The Works of

Rev. Prof. Dr. F.N. Lee

26 February

God will not cast away a perfect man!

Job 8:20-22

‘Behold, God will not cast away a perfect man! Neither will He help evil-doers! While He fills your mouth with laughing, and your lips with rejoicing — they that hate you, shall be clothed with shame; and the dwelling-place of the wicked shall come to nought!’ Job 8:20-22.

Bildad again augurs a happy and a brilliant future for Job. As did God in Job 1:1, Bildad too here calls Job ‘perfect’ (Job 8:10 cf. 9:20f).

God indeed ultimately helps those whom He regards as perfect. But He does not help or take evil-doers by the hand. He does not help them, in the way He indeed stands ready to help His Own.

Job is here assured that God would yet fill his mouth with laughter, and his lips with rejoicing. He is told those who hate him, would be ashamed. And that the dwelling-place of the wicked would be nullified.

Thus Job should know that his friends were not among his haters. And that his friends regarded him quite differently to those whom they regarded as his haters.

Bildad comforted Job with God’s promises. Here he gives the insuperable truth of the permanent divine righteousness, which would be a great comfort to Job. If he continued to trust the Lord, all good and joy would come to him!

Bildad defended the justice of God. For the Lord indeed never swerves from doing whatever is right.

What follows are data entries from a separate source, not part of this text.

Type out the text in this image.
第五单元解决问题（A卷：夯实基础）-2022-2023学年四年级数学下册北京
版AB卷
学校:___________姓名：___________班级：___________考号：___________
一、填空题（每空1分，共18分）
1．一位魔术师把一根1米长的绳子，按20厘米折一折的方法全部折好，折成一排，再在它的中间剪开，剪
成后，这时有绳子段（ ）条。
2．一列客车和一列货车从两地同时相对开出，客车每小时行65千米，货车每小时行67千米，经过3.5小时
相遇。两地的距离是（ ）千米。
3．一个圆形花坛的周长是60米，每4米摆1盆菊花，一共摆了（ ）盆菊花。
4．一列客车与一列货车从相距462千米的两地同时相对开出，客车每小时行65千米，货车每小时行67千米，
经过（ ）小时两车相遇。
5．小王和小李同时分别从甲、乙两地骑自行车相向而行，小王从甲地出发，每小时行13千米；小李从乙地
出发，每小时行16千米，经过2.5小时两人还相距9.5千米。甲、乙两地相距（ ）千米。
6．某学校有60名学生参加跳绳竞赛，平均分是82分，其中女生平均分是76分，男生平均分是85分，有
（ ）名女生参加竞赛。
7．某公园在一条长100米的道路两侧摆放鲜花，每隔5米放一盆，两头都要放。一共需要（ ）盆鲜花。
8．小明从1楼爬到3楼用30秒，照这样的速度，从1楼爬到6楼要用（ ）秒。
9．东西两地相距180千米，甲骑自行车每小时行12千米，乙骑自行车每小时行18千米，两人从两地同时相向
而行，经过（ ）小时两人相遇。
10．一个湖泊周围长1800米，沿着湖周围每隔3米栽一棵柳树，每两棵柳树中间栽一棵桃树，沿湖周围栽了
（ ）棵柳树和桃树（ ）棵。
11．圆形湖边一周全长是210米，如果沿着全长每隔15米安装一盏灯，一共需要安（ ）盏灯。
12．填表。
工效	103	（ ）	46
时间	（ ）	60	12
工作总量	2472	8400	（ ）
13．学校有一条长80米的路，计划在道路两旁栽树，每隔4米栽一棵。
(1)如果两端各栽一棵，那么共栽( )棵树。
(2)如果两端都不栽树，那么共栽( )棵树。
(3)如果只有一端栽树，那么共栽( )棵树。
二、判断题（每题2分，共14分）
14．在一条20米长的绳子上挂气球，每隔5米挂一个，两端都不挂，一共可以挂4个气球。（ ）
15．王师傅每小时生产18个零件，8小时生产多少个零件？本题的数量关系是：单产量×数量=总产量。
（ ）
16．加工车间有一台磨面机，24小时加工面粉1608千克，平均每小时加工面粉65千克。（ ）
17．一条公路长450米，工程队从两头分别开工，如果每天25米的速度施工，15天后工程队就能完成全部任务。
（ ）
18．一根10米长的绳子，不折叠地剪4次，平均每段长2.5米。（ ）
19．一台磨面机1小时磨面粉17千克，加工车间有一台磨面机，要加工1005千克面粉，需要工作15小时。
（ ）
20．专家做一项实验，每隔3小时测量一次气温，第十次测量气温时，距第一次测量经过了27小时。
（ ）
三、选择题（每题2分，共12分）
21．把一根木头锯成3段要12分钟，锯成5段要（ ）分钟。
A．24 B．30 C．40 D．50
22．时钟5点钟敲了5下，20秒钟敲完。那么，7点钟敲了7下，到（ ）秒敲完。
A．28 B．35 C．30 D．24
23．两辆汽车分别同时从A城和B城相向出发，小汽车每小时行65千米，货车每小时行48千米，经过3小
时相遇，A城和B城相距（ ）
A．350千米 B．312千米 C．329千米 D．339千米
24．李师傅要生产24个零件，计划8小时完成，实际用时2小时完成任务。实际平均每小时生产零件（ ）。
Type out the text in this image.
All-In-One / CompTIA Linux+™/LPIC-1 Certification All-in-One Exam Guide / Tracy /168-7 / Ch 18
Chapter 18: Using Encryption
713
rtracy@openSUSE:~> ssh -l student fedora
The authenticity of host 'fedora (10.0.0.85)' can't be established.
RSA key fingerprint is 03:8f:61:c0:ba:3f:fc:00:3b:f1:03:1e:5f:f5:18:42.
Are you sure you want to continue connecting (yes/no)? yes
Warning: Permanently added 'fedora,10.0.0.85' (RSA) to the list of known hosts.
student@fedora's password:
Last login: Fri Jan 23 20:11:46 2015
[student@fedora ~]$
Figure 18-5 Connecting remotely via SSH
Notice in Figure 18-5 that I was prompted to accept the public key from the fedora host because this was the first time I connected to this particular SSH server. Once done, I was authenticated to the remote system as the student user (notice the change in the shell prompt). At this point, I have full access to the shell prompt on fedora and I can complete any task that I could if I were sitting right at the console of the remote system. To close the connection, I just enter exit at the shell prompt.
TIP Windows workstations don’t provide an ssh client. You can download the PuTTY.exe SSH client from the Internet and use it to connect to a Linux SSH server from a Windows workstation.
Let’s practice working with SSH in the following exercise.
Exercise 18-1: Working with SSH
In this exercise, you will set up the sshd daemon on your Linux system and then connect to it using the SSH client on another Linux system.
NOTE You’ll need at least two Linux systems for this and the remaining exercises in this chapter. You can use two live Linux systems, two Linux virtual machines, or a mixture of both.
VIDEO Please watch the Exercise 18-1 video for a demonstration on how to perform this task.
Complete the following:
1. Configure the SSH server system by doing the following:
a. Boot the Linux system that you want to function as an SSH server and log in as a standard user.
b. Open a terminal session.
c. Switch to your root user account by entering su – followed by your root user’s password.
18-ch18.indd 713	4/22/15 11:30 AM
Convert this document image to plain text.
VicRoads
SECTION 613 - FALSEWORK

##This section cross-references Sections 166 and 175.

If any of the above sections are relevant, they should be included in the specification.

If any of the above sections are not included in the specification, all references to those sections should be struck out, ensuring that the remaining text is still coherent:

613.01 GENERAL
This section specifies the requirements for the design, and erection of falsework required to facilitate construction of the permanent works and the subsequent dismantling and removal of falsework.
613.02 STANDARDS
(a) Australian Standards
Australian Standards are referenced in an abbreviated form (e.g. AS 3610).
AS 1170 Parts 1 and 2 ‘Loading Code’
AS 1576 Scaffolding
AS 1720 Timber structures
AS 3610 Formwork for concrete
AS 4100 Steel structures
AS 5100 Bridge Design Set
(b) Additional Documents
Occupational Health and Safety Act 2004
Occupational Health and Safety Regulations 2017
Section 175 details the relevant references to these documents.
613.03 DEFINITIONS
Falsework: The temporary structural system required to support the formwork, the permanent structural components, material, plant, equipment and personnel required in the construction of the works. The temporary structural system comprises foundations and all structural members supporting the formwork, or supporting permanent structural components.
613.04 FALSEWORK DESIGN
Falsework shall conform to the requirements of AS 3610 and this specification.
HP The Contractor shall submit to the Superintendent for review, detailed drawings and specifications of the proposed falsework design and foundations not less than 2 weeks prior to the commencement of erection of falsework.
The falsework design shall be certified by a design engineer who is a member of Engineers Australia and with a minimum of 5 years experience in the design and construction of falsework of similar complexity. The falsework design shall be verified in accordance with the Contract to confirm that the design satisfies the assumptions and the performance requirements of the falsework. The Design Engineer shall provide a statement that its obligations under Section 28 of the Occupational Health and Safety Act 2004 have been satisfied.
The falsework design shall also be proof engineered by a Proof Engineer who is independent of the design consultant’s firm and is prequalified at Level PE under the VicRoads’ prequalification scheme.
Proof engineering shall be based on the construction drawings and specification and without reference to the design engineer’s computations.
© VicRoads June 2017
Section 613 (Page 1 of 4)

Bildad rightly used this truth, when he promised a glorious outcome to Job’s suffering as a substantial proof that God was not dealing unjustly toward him. For God does not act hostilely toward the godly, neither does He promote the evil-doer.

So Job’s friends really regarded Job as a pious man. Other men did so, too. And Bildad clearly saw that mankind everywhere perceives that a Moral Law governs the universe.

But unfortunately, he did not also see that this is not the only principle by which God operates. Nor does God not have also other purposes in His ways — such as promoting His almightiness and His sovereignty too over all of His creatures.

It is true that nothing God sends to man proceeds from injustice. But it is not true that everything He sends to him proceeds only from His justice. For Bildad, however, there were no mysteries in God’s ways with men!

Yet there was one truth Job and his friends all agreed on. That truth should have comforted Job then, and us today even in the aches of old age — God will not cast away a perfect man!